Medigap policies supplement Medicare.

If Medicare does not cover the medical service,

the Medigap policy will not cover it either.

 

Medigap policies that supplement Medicare will cover in a nursing home only if Medicare does. That means that Medigap policies, like Medicare, will only cover skilled care, not intermediate or custodial. That is precisely why it is necessary for consumers to purchase long-term nursing home policies.

 

 

Expected Long-Term Care Needs

Ten years ago they were estimating that about 7.7 million Americans over the age of 65 would need some type of long-term care. As we continue to lengthen our lives, that figure continues to grow. Long-term care refers to the type of maintenance care given on a day-in, day-out basis. People who are chronically ill or disabled are especially likely to need this type of care. Those over the age of 85 are the highest risk group. In fact, statistics show that 22 percent in this age group are already in a nursing home.

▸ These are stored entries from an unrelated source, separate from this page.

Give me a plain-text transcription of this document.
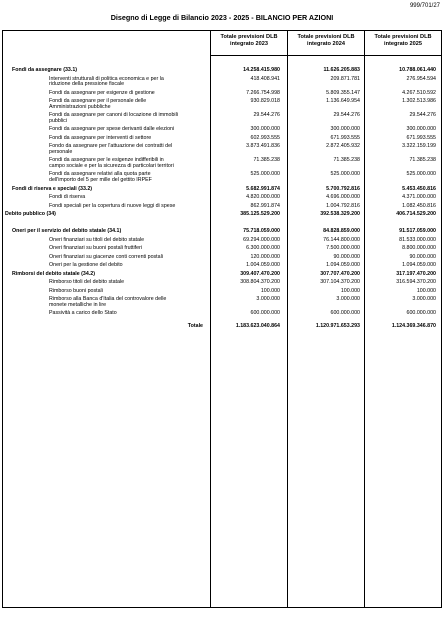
999/701/27
Disegno di Legge di Bilancio 2023 - 2025 - BILANCIO PER AZIONI
Totale previsioni DLB
integrato 2023
Totale previsioni DLB
integrato 2024
Totale previsioni DLB
integrato 2025
Fondi da assegnare (33.1)	14.258.415.980	11.626.205.883	10.788.061.440
Interventi strutturali di politica economica e per la
riduzione della pressione fiscale
418.408.941	209.871.781	276.954.594
Fondi da assegnare per esigenze di gestione	7.266.754.998	5.809.355.147	4.267.510.592
Fondi da assegnare per il personale delle
Amministrazioni pubbliche
930.829.018	1.136.649.954	1.302.513.986
Fondi da assegnare per canoni di locazione di immobili
pubblici
29.544.276	29.544.276	29.544.276
Fondi da assegnare per spese derivanti dalle elezioni	300.000.000	300.000.000	300.000.000
Fondi da assegnare per interventi di settore	602.993.555	671.993.555	671.993.555
Fondo da assegnare per l'attuazione dei contratti del
personale
3.873.491.836	2.872.405.932	3.322.159.199
Fondi da assegnare per le esigenze indifferibili in
campo sociale e per la sicurezza di particolari territori
71.385.238	71.385.238	71.385.238
Fondi da assegnare relativi alla quota parte
dell'importo del 5 per mille del gettito IRPEF
525.000.000	525.000.000	525.000.000
Fondi di riserva e speciali (33.2)	5.682.991.874	5.700.792.816	5.453.450.816
Fondi di riserva	4.820.000.000	4.696.000.000	4.371.000.000
Fondi speciali per la copertura di nuove leggi di spese	862.991.874	1.004.792.816	1.082.450.816
Debito pubblico (34)	385.125.529.200	392.538.329.200	406.714.529.200
Oneri per il servizio del debito statale (34.1)	75.718.059.000	84.828.859.000	91.517.059.000
Oneri finanziari su titoli del debito statale	69.294.000.000	76.144.800.000	81.533.000.000
Oneri finanziari su buoni postali fruttiferi	6.300.000.000	7.500.000.000	8.800.000.000
Oneri finanziari su giacenze conti correnti postali	120.000.000	90.000.000	90.000.000
Oneri per la gestione del debito	1.004.059.000	1.094.059.000	1.094.059.000
Rimborsi del debito statale (34.2)	309.407.470.200	307.707.470.200	317.197.470.200
Rimborso titoli del debito statale	308.804.370.200	307.104.370.200	316.594.370.200
Rimborso buoni postali	100.000	100.000	100.000
Rimborso alla Banca d'Italia del controvalore delle
monete metalliche in lire
3.000.000	3.000.000	3.000.000
Passività a carico dello Stato	600.000.000	600.000.000	600.000.000
Totale	1.183.623.040.864	1.120.971.653.293	1.124.369.346.870
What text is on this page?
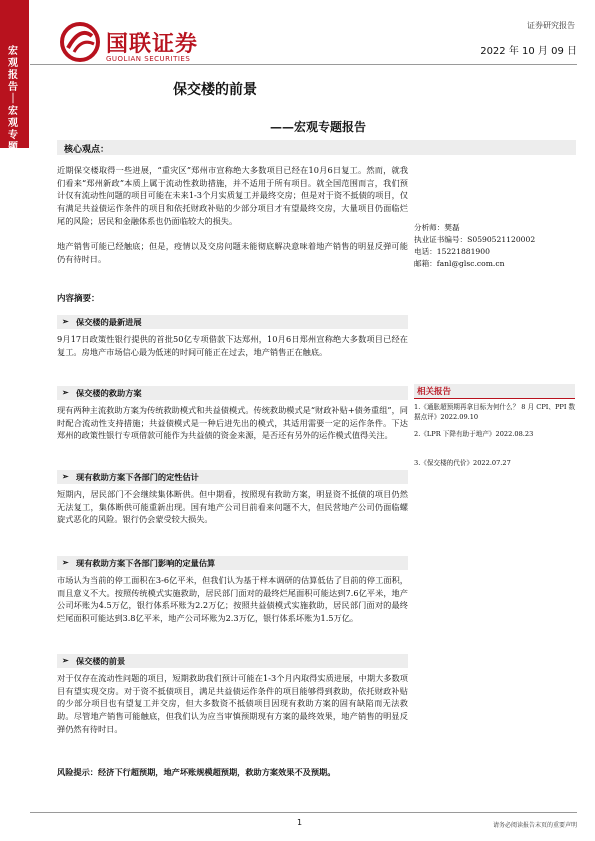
宏观报告｜宏观专题
国联证券
GUOLIAN SECURITIES
证券研究报告
2022 年 10 月 09 日
保交楼的前景
——宏观专题报告
核心观点：
近期保交楼取得一些进展，“重灾区”郑州市宣称绝大多数项目已经在10月6日复工。然而，就我们看来“郑州新政”本质上属于流动性救助措施，并不适用于所有项目。就全国范围而言，我们预计仅有流动性问题的项目可能在未来1-3个月实质复工并最终交房；但是对于资不抵债的项目，仅有满足共益债运作条件的项目和依托财政补贴的少部分项目才有望最终交房，大量项目仍面临烂尾的风险；居民和金融体系也仍面临较大的损失。
地产销售可能已经触底；但是，疫情以及交房问题未能彻底解决意味着地产销售的明显反弹可能仍有待时日。
分析师：樊磊
执业证书编号：S0590521120002
电话：15221881900
邮箱：fanl@glsc.com.cn
内容摘要：
➢ 保交楼的最新进展
9月17日政策性银行提供的首批50亿专项借款下达郑州，10月6日郑州宣称绝大多数项目已经在复工。房地产市场信心最为低迷的时间可能正在过去，地产销售正在触底。
➢ 保交楼的救助方案
现有两种主流救助方案为传统救助模式和共益债模式。传统救助模式是“财政补贴+债务重组”，同时配合流动性支持措施；共益债模式是一种后进先出的模式，其适用需要一定的运作条件。下达郑州的政策性银行专项借款可能作为共益债的资金来源，是否还有另外的运作模式值得关注。
➢ 现有救助方案下各部门的定性估计
短期内，居民部门不会继续集体断供。但中期看，按照现有救助方案，明显资不抵债的项目仍然无法复工，集体断供可能重新出现。国有地产公司目前看来问题不大，但民营地产公司仍面临螺旋式恶化的风险。银行仍会蒙受较大损失。
➢ 现有救助方案下各部门影响的定量估算
市场认为当前的停工面积在3-6亿平米，但我们认为基于样本调研的估算低估了目前的停工面积，而且意义不大。按照传统模式实施救助，居民部门面对的最终烂尾面积可能达到7.6亿平米，地产公司坏账为4.5万亿，银行体系坏账为2.2万亿；按照共益债模式实施救助，居民部门面对的最终烂尾面积可能达到3.8亿平米，地产公司坏账为2.3万亿，银行体系坏账为1.5万亿。
➢ 保交楼的前景
对于仅存在流动性问题的项目，短期救助我们预计可能在1-3个月内取得实质进展，中期大多数项目有望实现交房。对于资不抵债项目，满足共益债运作条件的项目能够得到救助，依托财政补贴的少部分项目也有望复工并交房，但大多数资不抵债项目因现有救助方案的固有缺陷而无法救助。尽管地产销售可能触底，但我们认为应当审慎预期现有方案的最终效果，地产销售的明显反弹仍然有待时日。
风险提示：经济下行超预期，地产坏账规模超预期，救助方案效果不及预期。
相关报告
1.《通胀超预期再拿目标为何什么？ 8 月 CPI、PPI 数据点评》2022.09.10
2.《LPR 下降有助于地产》2022.08.23
3.《保交楼的代价》2022.07.27
1	请务必阅读报告末页的重要声明
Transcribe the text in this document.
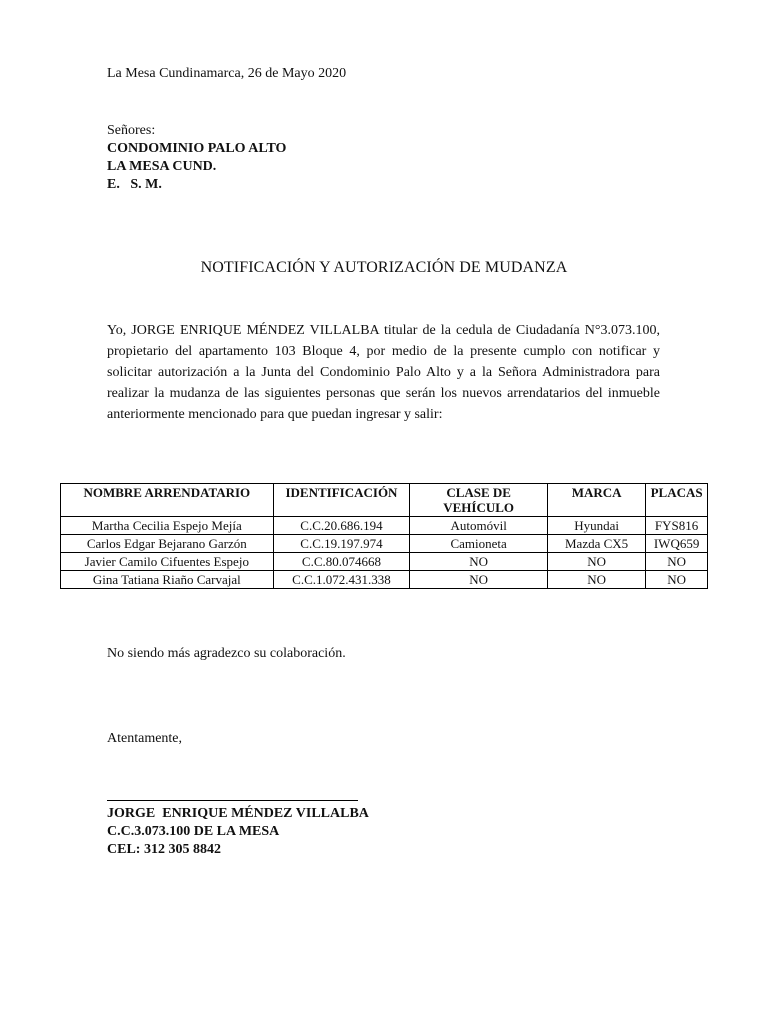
La Mesa Cundinamarca, 26 de Mayo 2020
Señores:
CONDOMINIO PALO ALTO
LA MESA CUND.
E.   S. M.
NOTIFICACIÓN Y AUTORIZACIÓN DE MUDANZA
Yo, JORGE ENRIQUE MÉNDEZ VILLALBA titular de la cedula de Ciudadanía N°3.073.100, propietario del apartamento 103 Bloque 4, por medio de la presente cumplo con notificar y solicitar autorización a la Junta del Condominio Palo Alto y a la Señora Administradora para realizar la mudanza de las siguientes personas que serán los nuevos arrendatarios del inmueble anteriormente mencionado para que puedan ingresar y salir:
NOMBRE ARRENDATARIO	IDENTIFICACIÓN	CLASE DE VEHÍCULO	MARCA	PLACAS
Martha Cecilia Espejo Mejía	C.C.20.686.194	Automóvil	Hyundai	FYS816
Carlos Edgar Bejarano Garzón	C.C.19.197.974	Camioneta	Mazda CX5	IWQ659
Javier Camilo Cifuentes Espejo	C.C.80.074668	NO	NO	NO
Gina Tatiana Riaño Carvajal	C.C.1.072.431.338	NO	NO	NO
No siendo más agradezco su colaboración.
Atentamente,
JORGE  ENRIQUE MÉNDEZ VILLALBA
C.C.3.073.100 DE LA MESA
CEL: 312 305 8842
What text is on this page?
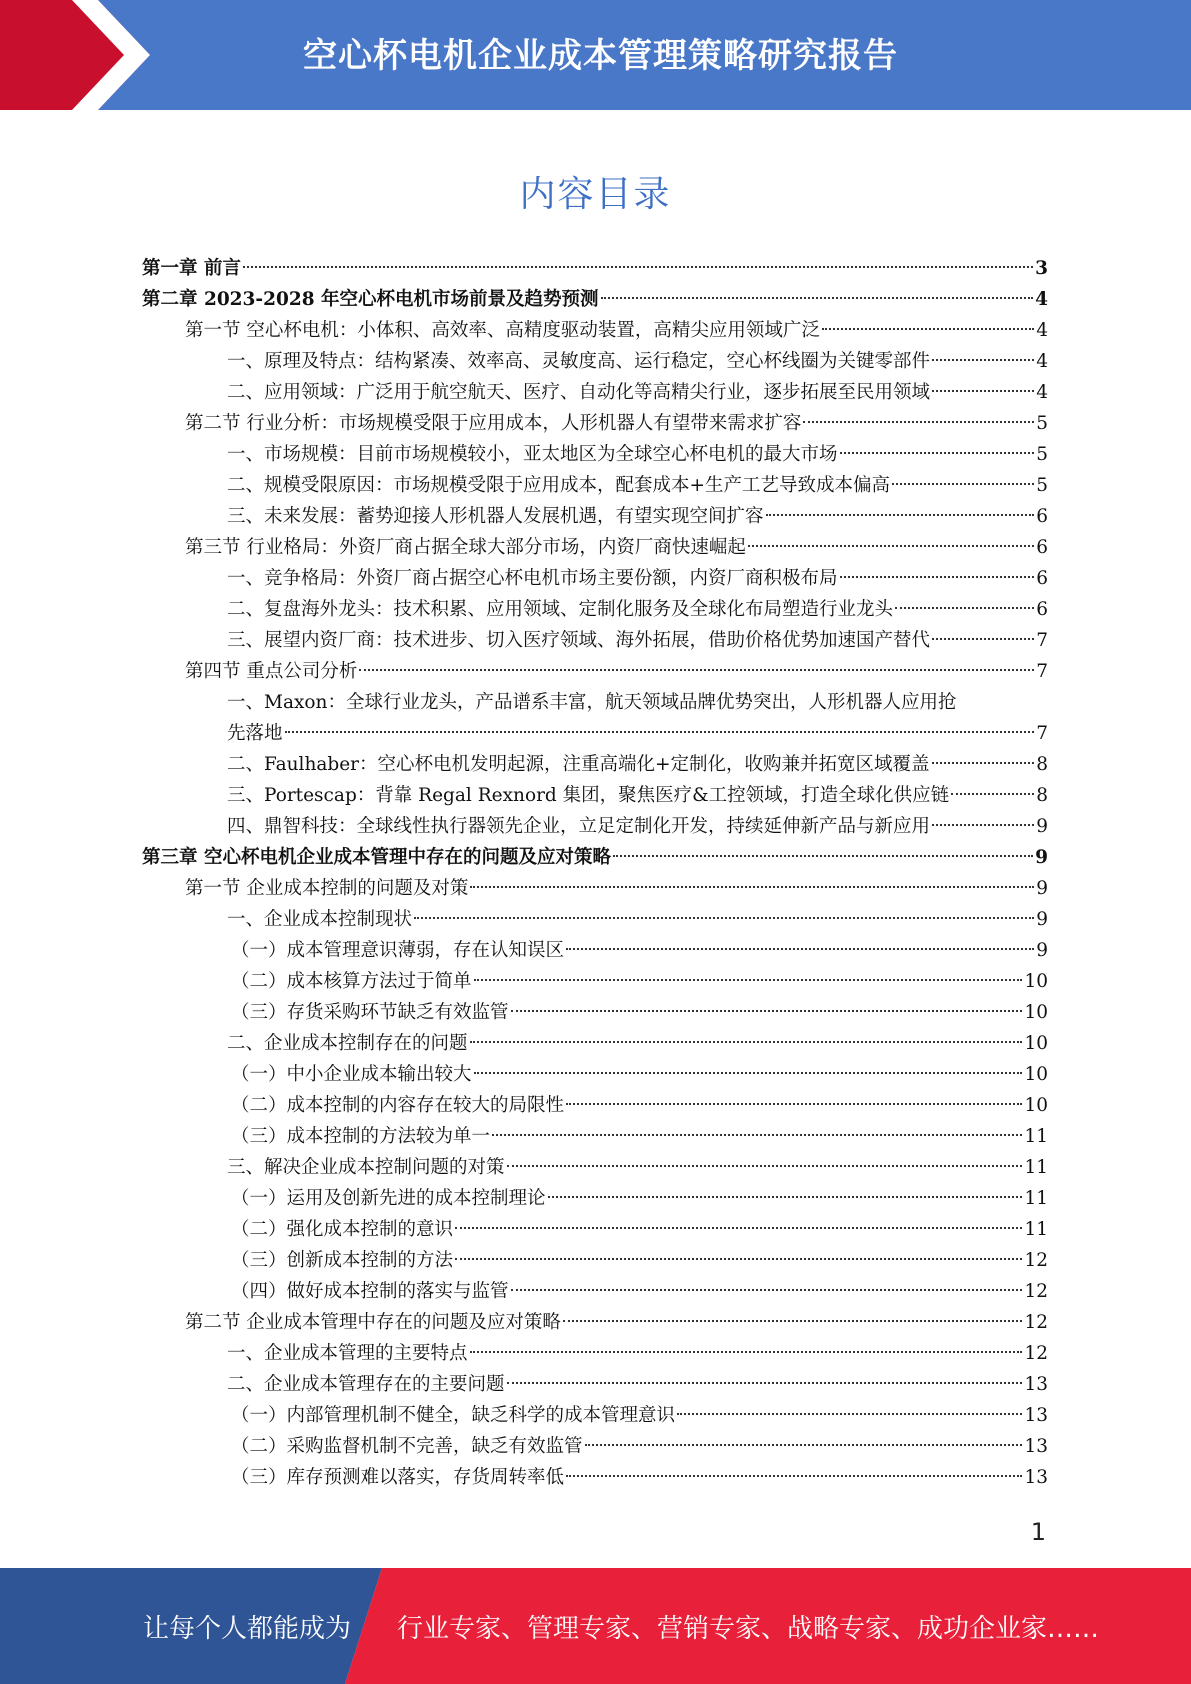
空心杯电机企业成本管理策略研究报告
内容目录
第一章 前言	3
第二章 2023-2028 年空心杯电机市场前景及趋势预测	4
第一节 空心杯电机：小体积、高效率、高精度驱动装置，高精尖应用领域广泛	4
一、原理及特点：结构紧凑、效率高、灵敏度高、运行稳定，空心杯线圈为关键零部件	4
二、应用领域：广泛用于航空航天、医疗、自动化等高精尖行业，逐步拓展至民用领域	4
第二节 行业分析：市场规模受限于应用成本，人形机器人有望带来需求扩容	5
一、市场规模：目前市场规模较小，亚太地区为全球空心杯电机的最大市场	5
二、规模受限原因：市场规模受限于应用成本，配套成本+生产工艺导致成本偏高	5
三、未来发展：蓄势迎接人形机器人发展机遇，有望实现空间扩容	6
第三节 行业格局：外资厂商占据全球大部分市场，内资厂商快速崛起	6
一、竞争格局：外资厂商占据空心杯电机市场主要份额，内资厂商积极布局	6
二、复盘海外龙头：技术积累、应用领域、定制化服务及全球化布局塑造行业龙头	6
三、展望内资厂商：技术进步、切入医疗领域、海外拓展，借助价格优势加速国产替代	7
第四节 重点公司分析	7
一、Maxon：全球行业龙头，产品谱系丰富，航天领域品牌优势突出，人形机器人应用抢
先落地	7
二、Faulhaber：空心杯电机发明起源，注重高端化+定制化，收购兼并拓宽区域覆盖	8
三、Portescap：背靠 Regal Rexnord 集团，聚焦医疗&工控领域，打造全球化供应链	8
四、鼎智科技：全球线性执行器领先企业，立足定制化开发，持续延伸新产品与新应用	9
第三章 空心杯电机企业成本管理中存在的问题及应对策略	9
第一节 企业成本控制的问题及对策	9
一、企业成本控制现状	9
（一）成本管理意识薄弱，存在认知误区	9
（二）成本核算方法过于简单	10
（三）存货采购环节缺乏有效监管	10
二、企业成本控制存在的问题	10
（一）中小企业成本输出较大	10
（二）成本控制的内容存在较大的局限性	10
（三）成本控制的方法较为单一	11
三、解决企业成本控制问题的对策	11
（一）运用及创新先进的成本控制理论	11
（二）强化成本控制的意识	11
（三）创新成本控制的方法	12
（四）做好成本控制的落实与监管	12
第二节 企业成本管理中存在的问题及应对策略	12
一、企业成本管理的主要特点	12
二、企业成本管理存在的主要问题	13
（一）内部管理机制不健全，缺乏科学的成本管理意识	13
（二）采购监督机制不完善，缺乏有效监管	13
（三）库存预测难以落实，存货周转率低	13
1
让每个人都能成为 行业专家、管理专家、营销专家、战略专家、成功企业家……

At the same time, it is estimated that two out of five people who are 65 or older risk entering a nursing home. This is a risk that simply cannot be ignored. More than half of those who enter a nursing home will need to stay only 90 days or less, with about 40 percent remaining in the facility for approximately 2.5 years. Insurance is, by definition, a way to share the risk with other people. Sharing the risk of a nursing home confinement makes a lot of sense. To enter a nursing home uninsured is very costly indeed.